Post date: Jan 08, 2011 7:0:38 PM
A prominent Portuguese journalist is found dead in a luxury Manhattan hotel.
NEW YORK CITY, NEW YORK, UNITED STATES (JANUARY 8, 2010) REUTERS - Prominent Portuguese journalist Carlos Castro, 65, was found dead at a luxury Manhattan hotel on Friday (January 7), police said, and news reports said he had been castrated and was left lying in a pool of blood.
A 20-year-old man was being held as a "person of interest" at Bellevue psychiatric hospital, a police
spokeswoman said on Saturday (January 8). A police source identified him as Renato Seabra.The New York Times quoted detectives as saying Seabra, a model from Portugal, had checked into the hotel together with Castro about 10 days ago.
The police spokeswoman said police were called to the scene shortly after 7 p.m. local time on Friday evening and they found the victim dead in his room on the 34th floor of the Intercontinental Hotel, a luxury hotel a few blocks from Times Square. The police source identified him as Carlos Castro.
The spokeswoman said he had injuries to the head but declined to confirm other details reported in the media.
The New York Post and other local media said Castro had been beaten and the attacker cut off his testicles, possibly with a broken wine glass.
"Well, last night we were coming home from a show and we saw a whole bunch of police activity in the lobby and a whole bunch of guests walking around and asking questions. Then as we were going up in the elevator, two of the other guests told us that there had been a murder on the 34th floor and that they thought it was... a man was murdered and that the suspect had fled," one guest at the hotel, Fred Sanroman, told Reuters on Saturday morning.

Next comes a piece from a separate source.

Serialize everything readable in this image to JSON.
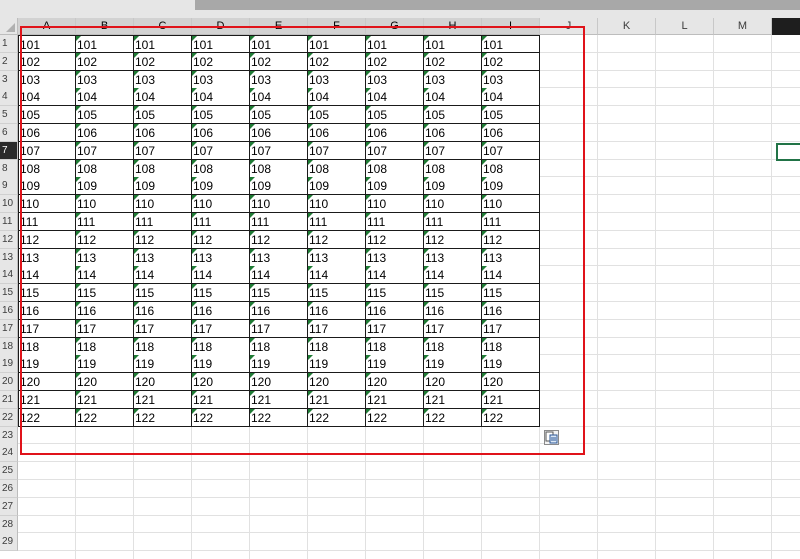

The New York Post quoted police sources as saying that Seabra, who recently appeared on a modeling reality show in Portugal, went to hospital with both wrists slashed later on Friday night. He was taken from there to the psychiatric facility at Bellevue, it said.
Castro was a well-known Portuguese journalist born in Angola who contributed to media such as Diario de Noticias, 24 Horas and Correio de Manha.